The 34th Goya Awards ceremony, presented by the Spanish Academy of Cinematographic Arts and Sciences (AACCE), honored the best in Spanish and hispanophone films of 2019 and took place at the Palacio de Deportes José María Martín Carpena in Málaga, Spain on January 25, 2020.
The Goya Awards (Spanish: Premios Goya) are Spain’s main national annual film awards.
The awards were established in 1987, a year after the founding of the Academy of Cinematographic Arts and Sciences, and the first awards ceremony took place on March 16, 1987 at the Teatro Lope de Vega, Madrid. The ceremony continues to take place annually around the end of January/start of February, and awards are given to films produced during the previous year.
The award itself is a small bronze bust of Francisco de Goya created by the sculptor José Luis Fernández, although the original sculpture for the first
edition of the Goyas was by Miguel Ortiz Berrocal.

PREMIOS GOYA 2020: BEST SPECIAL EFFECTS – MARIO CAMPOY AND IÑAKI MADARIAGA for ”The Platform” (El Hoyo)

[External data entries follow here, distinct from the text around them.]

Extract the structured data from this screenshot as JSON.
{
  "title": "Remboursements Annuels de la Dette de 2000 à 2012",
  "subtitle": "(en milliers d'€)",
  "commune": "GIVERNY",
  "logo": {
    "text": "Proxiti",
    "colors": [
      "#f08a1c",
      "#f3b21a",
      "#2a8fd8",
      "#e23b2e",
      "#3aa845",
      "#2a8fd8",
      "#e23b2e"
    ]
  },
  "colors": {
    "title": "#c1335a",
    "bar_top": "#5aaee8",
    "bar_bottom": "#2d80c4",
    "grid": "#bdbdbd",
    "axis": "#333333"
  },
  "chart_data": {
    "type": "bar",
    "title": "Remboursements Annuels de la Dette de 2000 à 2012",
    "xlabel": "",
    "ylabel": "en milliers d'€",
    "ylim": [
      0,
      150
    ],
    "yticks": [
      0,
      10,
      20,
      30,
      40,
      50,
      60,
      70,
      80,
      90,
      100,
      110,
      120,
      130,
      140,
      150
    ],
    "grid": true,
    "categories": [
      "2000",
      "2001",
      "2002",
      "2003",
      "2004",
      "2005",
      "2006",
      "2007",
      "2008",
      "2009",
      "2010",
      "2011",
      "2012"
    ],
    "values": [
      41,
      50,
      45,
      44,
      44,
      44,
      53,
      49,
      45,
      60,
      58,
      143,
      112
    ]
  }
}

”The Platform” (Spanish: El Hoyo) is a Spanish satirical science fiction film, directed by Galder Gaztelu-Urrutia and released in 2019.
The film is set in a large tower-style prison where the inmates are fed by means of a platform that gradually descends the levels of the tower, ostensibly a fair system if each inmate takes only their fair share of food, but deeply inequitable in practice as inmates at the top levels have the
ability to take much more food and leave less for those below them.
The film’s cast includes Iván Massagué, Antonia San Juan, Zorion Eguileor, Emilio Buale Coka and Alexandra Masangkay.
The film premiered at the 2019 Toronto International Film Festival, where it won the People’s Choice Award for Midnight Madness.
At TIFF, the film also secured a worldwide streaming deal with Netflix.
Critical response
Norman Wilner of Now correctly predicted that the film would win the People’s Choice Award, giving it a five-N rating and writing that the film
“has everything: low comedy, political allegory, left-field twists, crowd-pleasing surprises, spectacular violence, sadism, altruism and yet more
spectacular violence, all wrapped up in a high-concept horror movie that moves the premise of ”Cube” into a merciless vertical structure.
It’s grotesque and compelling, like grindhouse Buñuel. And it never blinks.”
Amy Nicholson of Variety wrote that “the film’s minimalist fury feels like the plays of Samuel Beckett. Massagué and Eguileor are up to being in a zesty “Waiting for Godot”. (Make that “Waiting for Gateau.”) And Eguileor’s nasty, delightful, occasionally tender performance feels like an audition to play a Bond villain, or perhaps the Spanish resurrection of Hannibal Lecter.”